PHIPROF write outputs to phiprof_x.txt, and they get overwritten every diagnostic interval.

JEMALLOC

JEMALLOC is a library for memory allocation, as an alternative to the standard C allocator glibc. Rumour has it that Firefox is also using this library to reduce the memory fragmentation during heap allocations. However, if this is consistently performing better in all aspects than the standard allocator function malloc, then this would become the standard allocator instead. So apparently it comes with some other drawbacks or trade-offs. From an interesting post on StackOverflow:

If you have reasons to think that your application memory management is not effective because of fragmentation, you have to make tests. It is the only reliable information source for your specific needs. If jemalloc is always better that glibc, glibc will make jemalloc its official allocator. If glibc is always better, jemalloc will stop to exist. When competitors exist long time in parallel, it means that each one has its own usage niche.

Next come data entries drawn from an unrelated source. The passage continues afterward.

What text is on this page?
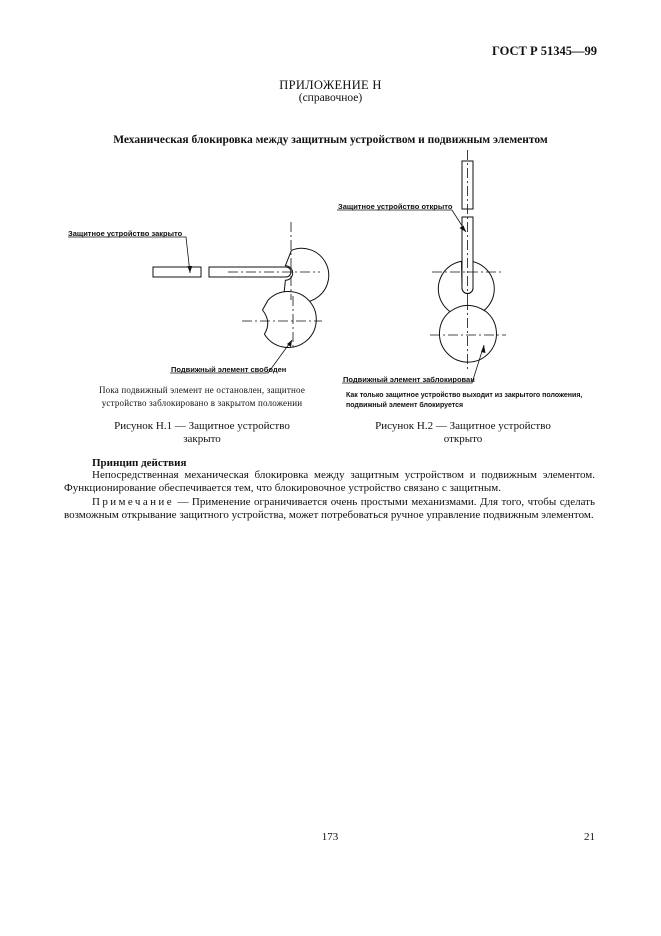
ГОСТ Р 51345—99
ПРИЛОЖЕНИЕ Н
(справочное)
Механическая блокировка между защитным устройством и подвижным элементом
Защитное устройство закрыто
Подвижный элемент свободен
Защитное устройство открыто
Подвижный элемент заблокирован
Пока подвижный элемент не остановлен, защитное
устройство заблокировано в закрытом положении
Как только защитное устройство выходит из закрытого положения,
подвижный элемент блокируется
Рисунок Н.1 — Защитное устройство
закрыто
Рисунок Н.2 — Защитное устройство
открыто
Принцип действия
Непосредственная механическая блокировка между защитным устройством и подвижным элементом. Функционирование обеспечивается тем, что блокировочное устройство связано с защитным.
Примечание — Применение ограничивается очень простыми механизмами. Для того, чтобы сделать возможным открывание защитного устройства, может потребоваться ручное управление подвижным элементом.
173	21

When you search on the web, you will find all kinds of confusing results. The proper way is to test for our case. One interesting finding is that a MPI communication bug in Vlasiator's DCCRG call will only be triggered by JEMALLOC, at least in some small scale tests.

wget https://github.com/jemalloc/jemalloc/releases/download/4.0.4/jemalloc-4.0.4.tar.bz2
tar -xf jemalloc-4.0.4.tar.bz2
cd jemalloc-4.0.4
./configure --prefix="current_working_directory/jemalloc" --with-jemalloc-prefix="je_"
make
make install

This is also a dynamic library that needs to be loaded:

export LD_LIBRARY_PATH=/home/hongyang/Vlasiator/vlasiator/lib/jemalloc/lib

On a cluster, we may also choose to set rpath.

PAPI

PAPI is a memory tracker, activated only when -DPAPI_MEM is added to the compiler flags.

git clone https://bitbucket.org/icl/papi.git
cd papi/src/
./configure --prefix="current_working_directory/papi" CC=mpicc CXX=mpicxx
make -j 4
make install

A typical output of PAPI in Vlasiator looks like the following

(MEM) Resident per node (avg, min, max): 150.348 144.319 161.92
(MEM) High water mark per node (GiB) avg: 201.933 min: 185.869 max: 217.764 sum (TiB): 5.91601 on 30 nodes

The resident is how much the code uses when the memory report is done. High water mark is the highest it has been[1]. These differ because the memory usage is very dynamic with blocks being added and then removed in acceleration and block adjustment.

[1] So this is different from high water mark in Linux kernel.
MPI communication requires memory buffers where to store received data. These are for the neighbor spatial cells which are empty right after the restart. After the first step with communication they have been initialized and contain block data representing the neighboring cells., therefore the numbers will be larger than the first report after restart, e.g. by a factor of ~30%.